Early Stress Test May Predict Outcomes in Stent Patients

Positive results linked to higher subsequent risk of death and major adverse cardiac events

THURSDAY, March 27 (HealthDay News) -- In patients who undergo coronary stenting, early exercise stress testing may provide significant prognostic information, according to the results of a study published in the March 15 issue of the American Journal of Cardiology.

Peter Wenaweser, M.D., of University Hospital Bern in Switzerland, and colleagues studied 446 patients who underwent exercise stress testing the day after the intervention.

After a median follow-up of 41 months, the researchers found that overall mortality was significantly higher in patients with positive exercise stress test results than in those with normal results (9.3 percent versus 3.9 percent).
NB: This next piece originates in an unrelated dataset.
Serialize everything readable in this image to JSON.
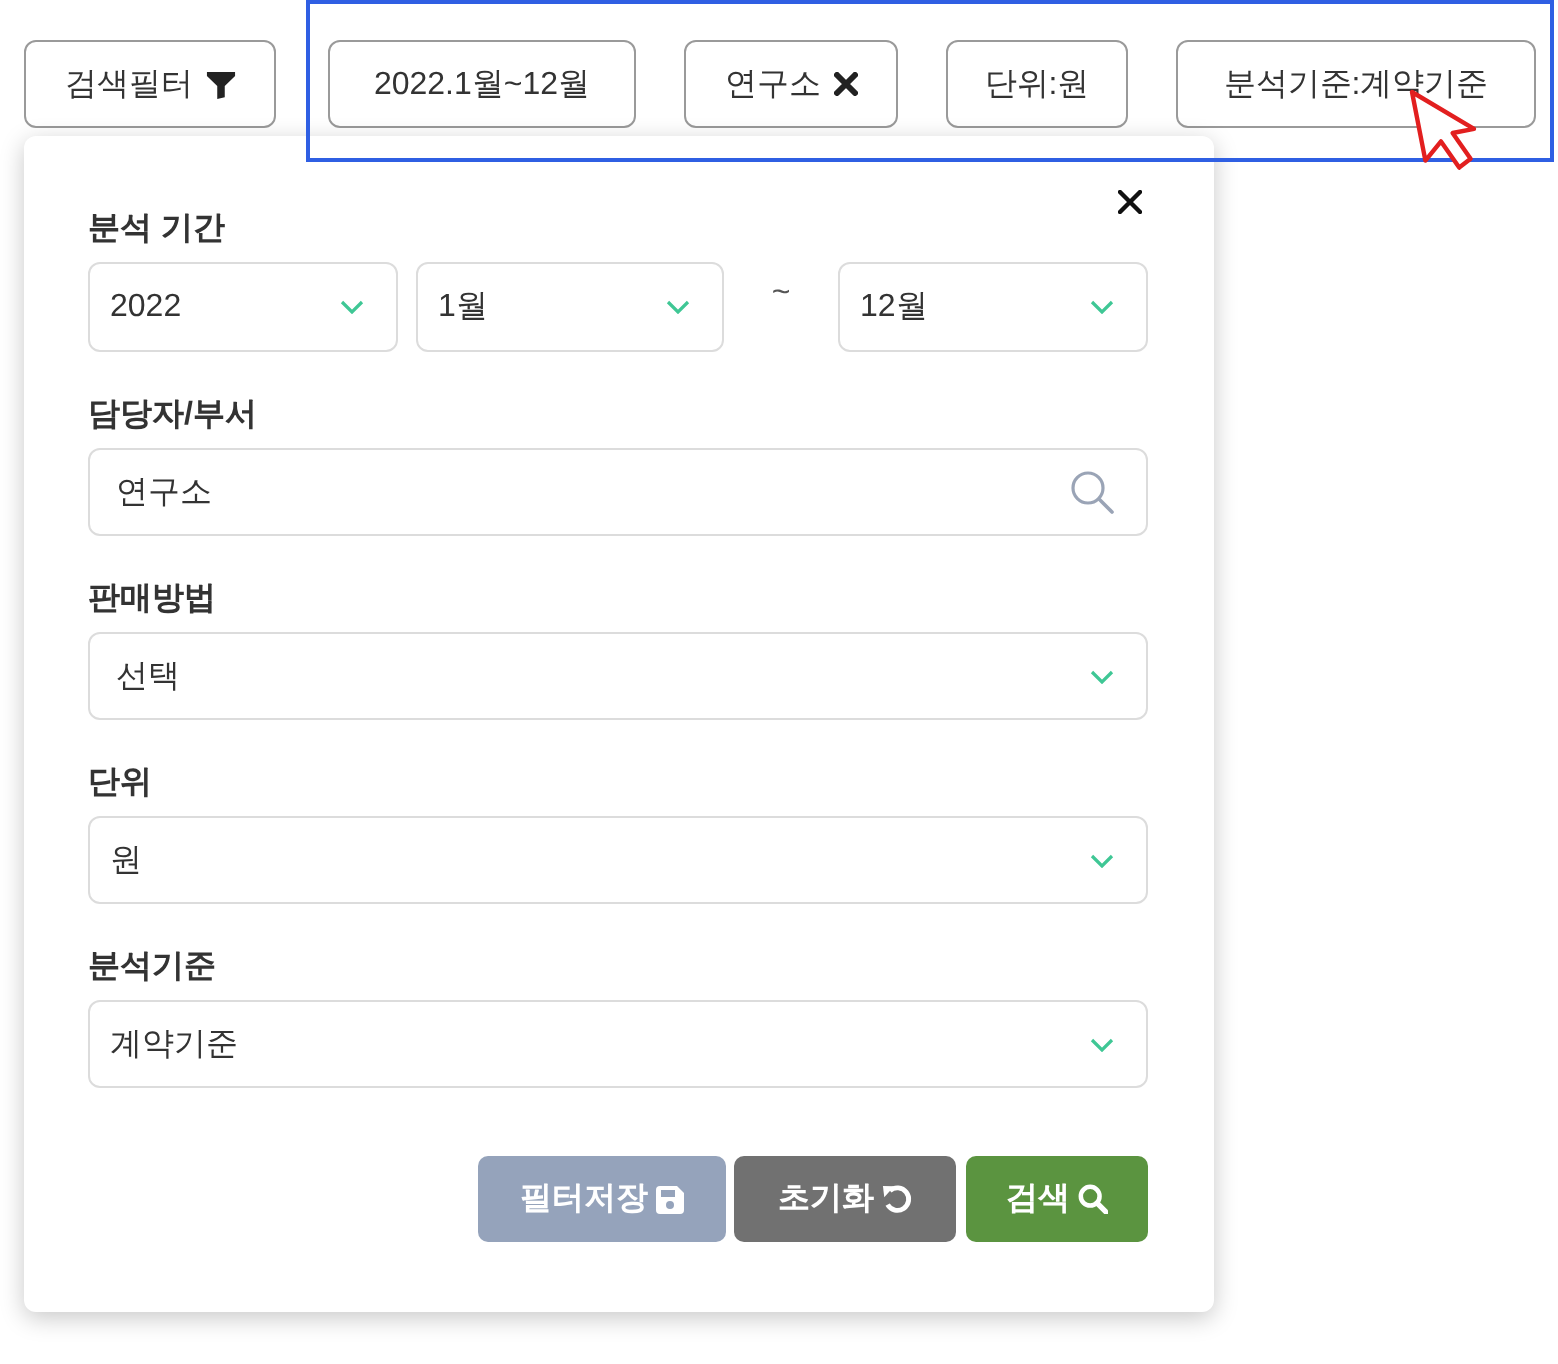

They also found that patients with positive stress test results had higher rates of major adverse cardiac events (45.4 percent versus 35.4 percent) and cardiac mortality (4.1 percent versus 1.1. percent). They observed the highest risk for major adverse cardiac events in patients who had positive stress test results and incomplete revascularization (47.1 percent versus 33.3 percent for patients with normal stress test results and complete revascularization).

"Early exercise stress testing might therefore serve as a tool to assess borderline lesions left untreated after the initial revascularization procedure and determine the need for a repeat revascularization procedure," the authors write. "Our findings may serve as the initiation of a larger trial evaluating differences in mortality according to predefined revascularization and treatment strategies."